Набоков, писатель, манифест | страница 39
Грешащий против “грамматики”, по этой схеме, святотатствует, – и мимоходные разносы Набоковым современников-кумиров говорят не о надменности критика, но всего лишь свидетельствуют вполне земную природу писателей, употребляющих небесный дар не по назначению.
(Нелюбовь Набокова к Пастернаку, частенько муссируемая славистами (думается, более из броскости темы, чем из реальной значимости взаимоотношений этих писателей), хоть и не полностью, покрывается именно этим набоковским подходом к языку.[36])
32
Неверность языку
“Общее” слово, нацеленное лишь на коммуникацию, слово телефонного разговора (“а она мне сказала – я ей сказала”, “Pnin”) было для Набокова синонимом этой – даже не лености духа – а глухоты к истине, к тонкой правде, которая только тогда и правдива, когда полна настолько, насколько это нам, здесь и теперь, возможно. Истина пролегает на границе, которую нам хоть и не преступить, но к которой возможно приближаться безнадежно и бесконечно, как кривая гиперболы к оси ординат, – мера этого усилия возносит человека вверх. Удовлетворяющийся же классическим агрегатным состоянием, “комнатной температурой”, называющий осину деревом, а карпа рыбой, совершает грех, как бы надевает шоры на глаза.
Более того: он, возможно, лжет, не учитывая ту логику, о которой говорит Фальтер: “отдельно взятый уже не есть всякий”. Осина не есть уже дерево. Эпиграфу к “Дару” нельзя простодушно верить. Сборище ли он трюизмов? Путем ложных аналогий он подводит нас ко главному выводу, но тот оказывается вывороченным наизнанку. Очевидность смысла с каждым постулатом постепенно размывается, как бы диагонально смещается, элемент сомнения в нем нарастает: дуб не дерево, – воробей не вполне птица, – трактовать отечеством страну вовсе упрощенье, – и завершается явной уже подсадной уткой. Эпиграф не убеждает нас в непреложности зафиксированных истин, а напротив, шаг за шагом показывает нарастание абсурдной лжи, таящейся в самом способе “реального” взгляда на вещи. Общая для всех утверждений червоточина, выявляясь, в конечном счете отрицает сама себя, всю ту грамматику, какая должна быть иллюстрирована. “Смерть неизбежна”. В эпиграфе к роману, написанному между частями “Дара”, об этом сказано прямей: “Как безумец верит, что он Бог, так мы думаем, что смертны”.

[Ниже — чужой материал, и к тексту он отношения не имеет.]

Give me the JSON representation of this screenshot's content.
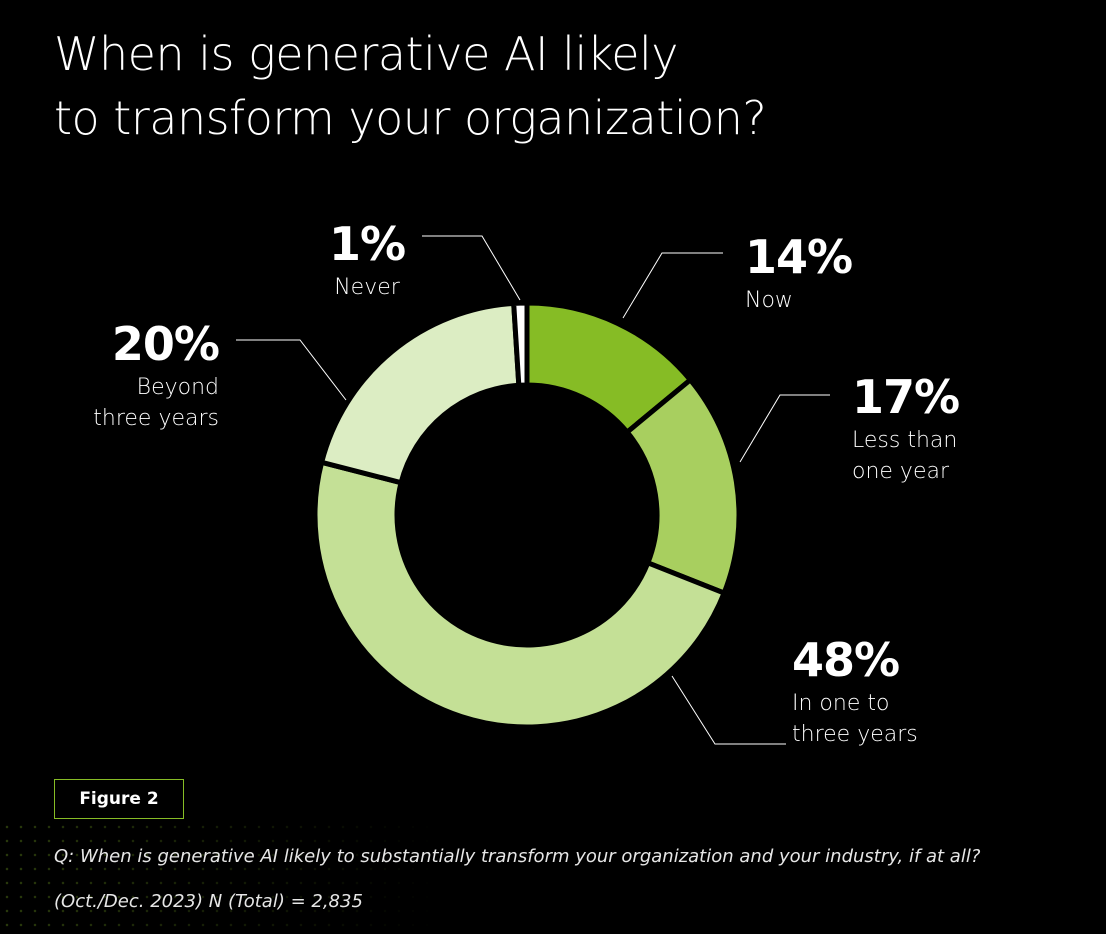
{
  "title": {
    "line1": "When is generative AI likely",
    "line2": "to transform your organization?"
  },
  "chart_data": {
    "type": "pie",
    "donut": true,
    "categories": [
      "Now",
      "Less than one year",
      "In one to three years",
      "Beyond three years",
      "Never"
    ],
    "values": [
      14,
      17,
      48,
      20,
      1
    ],
    "value_labels": [
      "14%",
      "17%",
      "48%",
      "20%",
      "1%"
    ],
    "label_lines": [
      [
        "Now"
      ],
      [
        "Less than",
        "one year"
      ],
      [
        "In one to",
        "three years"
      ],
      [
        "Beyond",
        "three years"
      ],
      [
        "Never"
      ]
    ],
    "colors": [
      "#86bc25",
      "#a8cf5f",
      "#c4e096",
      "#dcedc3",
      "#ffffff"
    ],
    "legend": "none"
  },
  "figure_label": "Figure 2",
  "footnote": {
    "question": "Q: When is generative AI likely to substantially transform your organization and your industry, if at all?",
    "sample": "(Oct./Dec. 2023) N (Total) = 2,835"
  },
  "colors": {
    "background": "#000000",
    "accent": "#86bc25"
  }
}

Комната разрушится, и человек окажется наедине со снегом и солнцем, неподготовленный к стихиям вместо предметов. Уже готовые эрзацы, confessions-изделия выбивают почву из-под ног у зарождающегося, индивидуального представления, охватывающего предмет или явленье в большей полноте, чем общее знание, – подбрасывая ему готовый ответ – или, точнее, удовлетворяя суррогатом – и тем самым лгут, ибо говорят не всю правду, а только лежащую на виду ее часть (так вообще именно поверхность вещей склонна начинать лосниться), предлагают универсальную, следственно, не подходящую впору никому, отмычку. Именно так, думается, нужно понимать довольно герметическое место с “изъянами прекрасных демонов” в начале “Дара”. Где-то здесь пролегает плоскость ответа на вопрос о том, что есть пошлость для Набокова, отчего сопровождал его во всю жизнь страшноватый образ глянцевой рекламы: жизнерадостное, нахрапистое анти-бытие, именно потому и страшное, что претендующее подменить собой истинную жизнь, построить свой рай на земле, состоящий из “предметов технической роскоши”, успокоить, умаслить человека, сладко падающего в цирцеины чары. “Я еще когда-нибудь поговорю” об этой отвратительности пошлости, соблазняющей человека.